Yeah, it was very much of a shell shock. I was in trauma and I froze when all of that stuff happened. This album is me finding my courage and my voice again. That’s why it’s called something crazy like Baby, I’m Hollywood! It’s being able to say it out loud. I’m going to reclaim my story and I’m going to reclaim my name and identity. I’m not going to be afraid anymore of being a slave to a story or an idea of who I am or what the world might have said about me. So yes, Baby, I’m Hollywood! is a reclamation, a taking-back-identity moment. It’s a form of courage and of being truthful for the first time about some of the things in my life.
What are you most proud of about this record?
I just love the journey that the album takes you on and I like that it feels like a record where all the songs fit together. I love “Candlelight In the Dark,” because it kind of sums up the message of the album as redemptive in the sense of like, “Okay, here’s the hardship, but here’s the light at the end of the tunnel.” I really love that song. I love “You Got the Right Thing” and “God Bless the Mechanic” for the funk in there. I’m proud of how it’s definitely live music and it incorporates all the infusion of the rock, soul, and funk, and all of the classic things that I love. And the dustiness of it, how it just feels like a dusty, old record.

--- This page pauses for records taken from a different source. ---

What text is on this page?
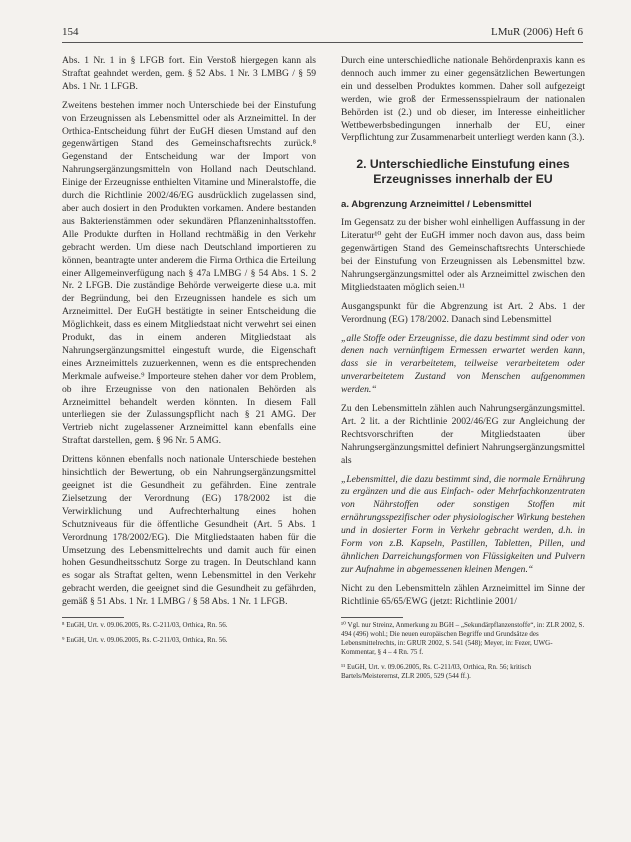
154	LMuR (2006) Heft 6

Abs. 1 Nr. 1 in § LFGB fort. Ein Verstoß hiergegen kann als Straftat geahndet werden, gem. § 52 Abs. 1 Nr. 3 LMBG / § 59 Abs. 1 Nr. 1 LFGB.

Zweitens bestehen immer noch Unterschiede bei der Einstufung von Erzeugnissen als Lebensmittel oder als Arzneimittel. In der Orthica-Entscheidung führt der EuGH diesen Umstand auf den gegenwärtigen Stand des Gemeinschaftsrechts zurück.⁸ Gegenstand der Entscheidung war der Import von Nahrungsergänzungsmitteln von Holland nach Deutschland. Einige der Erzeugnisse enthielten Vitamine und Mineralstoffe, die durch die Richtlinie 2002/46/EG ausdrücklich zugelassen sind, aber auch dosiert in den Produkten vorkamen. Andere bestanden aus Bakterienstämmen oder sekundären Pflanzeninhaltsstoffen. Alle Produkte durften in Holland rechtmäßig in den Verkehr gebracht werden. Um diese nach Deutschland importieren zu können, beantragte unter anderem die Firma Orthica die Erteilung einer Allgemeinverfügung nach § 47a LMBG / § 54 Abs. 1 S. 2 Nr. 2 LFGB. Die zuständige Behörde verweigerte diese u.a. mit der Begründung, bei den Erzeugnissen handele es sich um Arzneimittel. Der EuGH bestätigte in seiner Entscheidung die Möglichkeit, dass es einem Mitgliedstaat nicht verwehrt sei einen Produkt, das in einem anderen Mitgliedstaat als Nahrungsergänzungsmittel eingestuft wurde, die Eigenschaft eines Arzneimittels zuzuerkennen, wenn es die entsprechenden Merkmale aufweise.⁹ Importeure stehen daher vor dem Problem, ob ihre Erzeugnisse von den nationalen Behörden als Arzneimittel behandelt werden könnten. In diesem Fall unterliegen sie der Zulassungspflicht nach § 21 AMG. Der Vertrieb nicht zugelassener Arzneimittel kann ebenfalls eine Straftat darstellen, gem. § 96 Nr. 5 AMG.

Drittens können ebenfalls noch nationale Unterschiede bestehen hinsichtlich der Bewertung, ob ein Nahrungsergänzungsmittel geeignet ist die Gesundheit zu gefährden. Eine zentrale Zielsetzung der Verordnung (EG) 178/2002 ist die Verwirklichung und Aufrechterhaltung eines hohen Schutzniveaus für die öffentliche Gesundheit (Art. 5 Abs. 1 Verordnung 178/2002/EG). Die Mitgliedstaaten haben für die Umsetzung des Lebensmittelrechts und damit auch für einen hohen Gesundheitsschutz Sorge zu tragen. In Deutschland kann es sogar als Straftat gelten, wenn Lebensmittel in den Verkehr gebracht werden, die geeignet sind die Gesundheit zu gefährden, gemäß § 51 Abs. 1 Nr. 1 LMBG / § 58 Abs. 1 Nr. 1 LFGB.

⁸ EuGH, Urt. v. 09.06.2005, Rs. C-211/03, Orthica, Rn. 56.

⁹ EuGH, Urt. v. 09.06.2005, Rs. C-211/03, Orthica, Rn. 56.

Durch eine unterschiedliche nationale Behördenpraxis kann es dennoch auch immer zu einer gegensätzlichen Bewertungen ein und desselben Produktes kommen. Daher soll aufgezeigt werden, wie groß der Ermessensspielraum der nationalen Behörden ist (2.) und ob dieser, im Interesse einheitlicher Wettbewerbsbedingungen innerhalb der EU, einer Verpflichtung zur Zusammenarbeit unterliegt werden kann (3.).

2. Unterschiedliche Einstufung eines Erzeugnisses innerhalb der EU
a. Abgrenzung Arzneimittel / Lebensmittel

Im Gegensatz zu der bisher wohl einhelligen Auffassung in der Literatur¹⁰ geht der EuGH immer noch davon aus, dass beim gegenwärtigen Stand des Gemeinschaftsrechts Unterschiede bei der Einstufung von Erzeugnissen als Lebensmittel bzw. Nahrungsergänzungsmittel oder als Arzneimittel zwischen den Mitgliedstaaten möglich seien.¹¹

Ausgangspunkt für die Abgrenzung ist Art. 2 Abs. 1 der Verordnung (EG) 178/2002. Danach sind Lebensmittel

„alle Stoffe oder Erzeugnisse, die dazu bestimmt sind oder von denen nach vernünftigem Ermessen erwartet werden kann, dass sie in verarbeitetem, teilweise verarbeitetem oder unverarbeitetem Zustand von Menschen aufgenommen werden.“

Zu den Lebensmitteln zählen auch Nahrungsergänzungsmittel. Art. 2 lit. a der Richtlinie 2002/46/EG zur Angleichung der Rechtsvorschriften der Mitgliedstaaten über Nahrungsergänzungsmittel definiert Nahrungsergänzungsmittel als

„Lebensmittel, die dazu bestimmt sind, die normale Ernährung zu ergänzen und die aus Einfach- oder Mehrfachkonzentraten von Nährstoffen oder sonstigen Stoffen mit ernährungsspezifischer oder physiologischer Wirkung bestehen und in dosierter Form in Verkehr gebracht werden, d.h. in Form von z.B. Kapseln, Pastillen, Tabletten, Pillen, und ähnlichen Darreichungsformen von Flüssigkeiten und Pulvern zur Aufnahme in abgemessenen kleinen Mengen.“

Nicht zu den Lebensmitteln zählen Arzneimittel im Sinne der Richtlinie 65/65/EWG (jetzt: Richtlinie 2001/

¹⁰ Vgl. nur Streinz, Anmerkung zu BGH – „Sekundärpflanzenstoffe“, in: ZLR 2002, S. 494 (496) wohl.; Die neuen europäischen Begriffe und Grundsätze des Lebensmittelrechts, in: GRUR 2002, S. 541 (548); Meyer, in: Fezer, UWG-Kommentar, § 4 – 4 Rn. 75 f.

¹¹ EuGH, Urt. v. 09.06.2005, Rs. C-211/03, Orthica, Rn. 56; kritisch Bartels/Meisterernst, ZLR 2005, 529 (544 ff.).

What do you want people to take away from this record?
I want them to just enjoy it and remember how exciting it is to feel funk and soul music in this way. I want them to feel the soulfulness and the heart of it. I think that oftentimes, music plays in the background and I want people to stop and listen to this. I want it to distract them from what they’re doing and for it to command their attention.
What are you most looking forward to as the world slowly emerges from this?
I’m actually looking forward to a renaissance era, like the new roaring 20s. I’m interested to see how flamboyantly or how passionately people are ready to express themselves and want to hear and see music. I’m looking forward to a sort of new energy once the world opens back up, and also a willingness to feel deeper, because I think people have been going through tough times. I’m interested to see if they’ll really want to hear more heartfelt songs and invest in something deeper than what we had in the past.
I’m actually looking forward to a renaissance era, like the new roaring 20s.